If only there were scads of Sikh kids injuring themselves and/or others with the thin piece of cotton and string attached to their heads. If only one player had injured himself by, say, having his balance thrown off or his depth perception skewed by his religious (and not perspiration-related) headgear. If only turbans bit opposing players, or scored goals on their own net, or deflated soccer balls on contact.
Were this the case, you’d be reading a different column. You’d hear how we need to eliminate the turban scourge from the game, so bless the Fédération de soccer du Québec for taking the initiative. Better to nip it in the bud before a turban tears a chunk out of an opposing player’s thigh.
Instead, you are going to read how the FSQ decision to ban turbans is the height of cowardice. It’s okay to take issue with religious emblems in sport, and it is a worthy and brave organization that says anything of the sort has no place on the pitch. But in banning the turban for vague, completely unsubstantiated reasons of “safety,” the FSQ attempted to tread into fraught religious waters without getting wet.
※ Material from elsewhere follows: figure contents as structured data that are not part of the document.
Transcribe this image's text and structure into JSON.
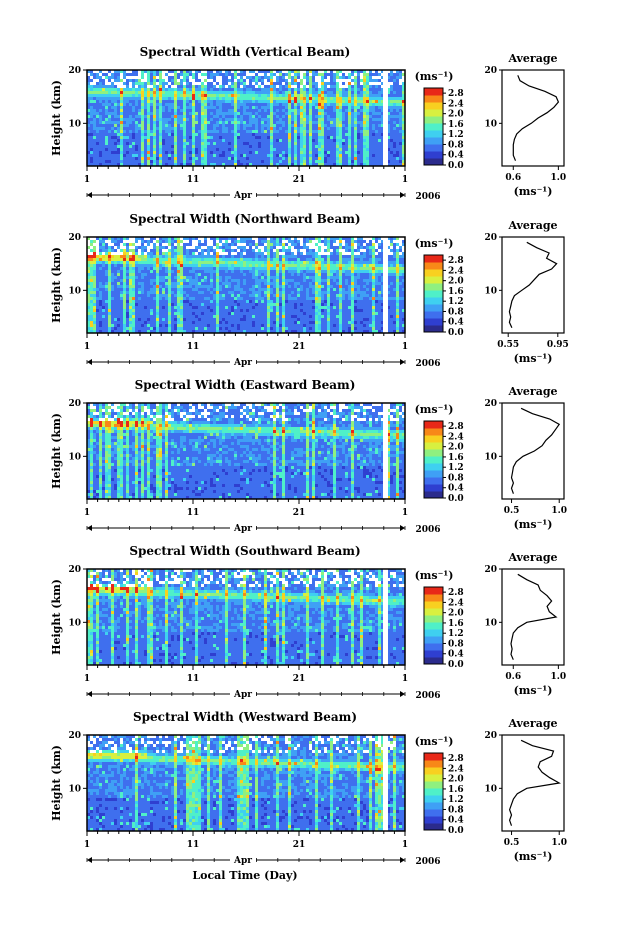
{
  "colorbar": {
    "unit": "(ms⁻¹)",
    "ticks": [
      "0.0",
      "0.4",
      "0.8",
      "1.2",
      "1.6",
      "2.0",
      "2.4",
      "2.8"
    ],
    "range": [
      0,
      3.0
    ],
    "colors": [
      "#2b2b8c",
      "#2f3fd0",
      "#3f6fee",
      "#3fa0f5",
      "#3fd0f0",
      "#4ff0c8",
      "#8ff080",
      "#d8f040",
      "#f8d020",
      "#f88818",
      "#e82818"
    ]
  },
  "shared": {
    "ylabel": "Height (km)",
    "yticks": [
      10,
      20
    ],
    "ylim": [
      2,
      20
    ],
    "xticks": [
      "1",
      "11",
      "21",
      "1"
    ],
    "month": "Apr",
    "year": "2006",
    "xlabel": "Local Time (Day)",
    "average_title": "Average",
    "average_unit": "(ms⁻¹)"
  },
  "chart_data": [
    {
      "type": "heatmap",
      "title": "Spectral Width (Vertical Beam)",
      "profile": {
        "type": "line",
        "xticks": [
          "0.6",
          "1.0"
        ],
        "xlim": [
          0.5,
          1.05
        ],
        "height_km": [
          3,
          4,
          5,
          6,
          7,
          8,
          9,
          10,
          11,
          12,
          13,
          14,
          15,
          16,
          17,
          18,
          19
        ],
        "values": [
          0.62,
          0.6,
          0.6,
          0.6,
          0.61,
          0.63,
          0.68,
          0.76,
          0.82,
          0.9,
          0.96,
          1.0,
          0.98,
          0.88,
          0.74,
          0.66,
          0.64
        ]
      }
    },
    {
      "type": "heatmap",
      "title": "Spectral Width (Northward Beam)",
      "profile": {
        "type": "line",
        "xticks": [
          "0.55",
          "0.95"
        ],
        "xlim": [
          0.5,
          1.0
        ],
        "height_km": [
          3,
          4,
          5,
          6,
          7,
          8,
          9,
          10,
          11,
          12,
          13,
          14,
          15,
          16,
          17,
          18,
          19
        ],
        "values": [
          0.58,
          0.56,
          0.57,
          0.56,
          0.57,
          0.58,
          0.6,
          0.66,
          0.72,
          0.76,
          0.8,
          0.9,
          0.94,
          0.86,
          0.88,
          0.78,
          0.7
        ]
      }
    },
    {
      "type": "heatmap",
      "title": "Spectral Width (Eastward Beam)",
      "profile": {
        "type": "line",
        "xticks": [
          "0.5",
          "1.0"
        ],
        "xlim": [
          0.4,
          1.05
        ],
        "height_km": [
          3,
          4,
          5,
          6,
          7,
          8,
          9,
          10,
          11,
          12,
          13,
          14,
          15,
          16,
          17,
          18,
          19
        ],
        "values": [
          0.52,
          0.5,
          0.52,
          0.5,
          0.51,
          0.52,
          0.55,
          0.62,
          0.74,
          0.82,
          0.86,
          0.92,
          0.96,
          1.0,
          0.9,
          0.72,
          0.6
        ]
      }
    },
    {
      "type": "heatmap",
      "title": "Spectral Width (Southward Beam)",
      "profile": {
        "type": "line",
        "xticks": [
          "0.6",
          "1.0"
        ],
        "xlim": [
          0.5,
          1.05
        ],
        "height_km": [
          3,
          4,
          5,
          6,
          7,
          8,
          9,
          10,
          11,
          12,
          13,
          14,
          15,
          16,
          17,
          18,
          19
        ],
        "values": [
          0.6,
          0.58,
          0.59,
          0.58,
          0.59,
          0.6,
          0.64,
          0.72,
          0.98,
          0.92,
          0.9,
          0.94,
          0.9,
          0.84,
          0.82,
          0.72,
          0.64
        ]
      }
    },
    {
      "type": "heatmap",
      "title": "Spectral Width (Westward Beam)",
      "profile": {
        "type": "line",
        "xticks": [
          "0.5",
          "1.0"
        ],
        "xlim": [
          0.4,
          1.05
        ],
        "height_km": [
          3,
          4,
          5,
          6,
          7,
          8,
          9,
          10,
          11,
          12,
          13,
          14,
          15,
          16,
          17,
          18,
          19
        ],
        "values": [
          0.5,
          0.48,
          0.5,
          0.48,
          0.5,
          0.52,
          0.56,
          0.66,
          1.0,
          0.9,
          0.82,
          0.78,
          0.8,
          0.92,
          0.94,
          0.72,
          0.6
        ]
      }
    }
  ]
}
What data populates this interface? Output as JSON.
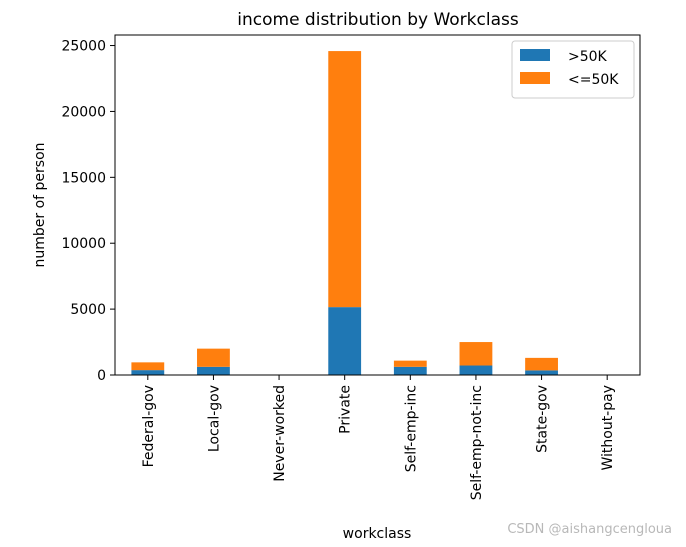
{
  "chart_data": {
    "type": "bar",
    "stacked": true,
    "title": "income distribution by Workclass",
    "xlabel": "workclass",
    "ylabel": "number of person",
    "ylim": [
      0,
      25800
    ],
    "yticks": [
      0,
      5000,
      10000,
      15000,
      20000,
      25000
    ],
    "categories": [
      "Federal-gov",
      "Local-gov",
      "Never-worked",
      "Private",
      "Self-emp-inc",
      "Self-emp-not-inc",
      "State-gov",
      "Without-pay"
    ],
    "series": [
      {
        "name": ">50K",
        "color": "#1f77b4",
        "values": [
          370,
          620,
          0,
          5150,
          620,
          720,
          350,
          0
        ]
      },
      {
        "name": "<=50K",
        "color": "#ff7f0e",
        "values": [
          590,
          1380,
          7,
          19430,
          470,
          1780,
          950,
          14
        ]
      }
    ],
    "grid": false,
    "legend_position": "top-right"
  },
  "watermark": "CSDN @aishangcengloua"
}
For the record, turbans aren’t dangerous. A kirpan? Yes, which is why FIFA bans such things. (“A player must not use equipment or wear anything that is dangerous to himself or another player.”) Players can wear turbans for the same reason they can drink green Gatorade or flaunt their tattoos: doing so isn’t against the rules.
Let’s call the FSQ ban what it is: a continuation of the ongoing and seemingly endless debate over religion’s place in Quebec society. It is a worthwhile debate to be had, and the FSQ would have gone a long way by simply saying soccer players in Quebec will play the game with their heads uncovered. Why? Because team sports should emphasize universality, not draw attention to individual members. Because religion has no place in sport. Because it’s a slippery slope from turbans to genital mutilation. (You laugh, but many of the arguments against the accommodation of religious minorities are of the “where will it stop?” variety, in which head coverings are seen as gateways to more extreme religious practices.)
Instead, FSQ administrators throw out weasel words like “safety” to mask the intent of the ban. They might have said: “Want to play soccer in Quebec? Uncover your head — not because that wee piece of fabric is a danger, but because those are the rules. Don’t like them? Try cricket, or move to Ontario.” In life, as in soccer, FSQ administrators would have had way more credibility if they had just told the truth. They didn’t.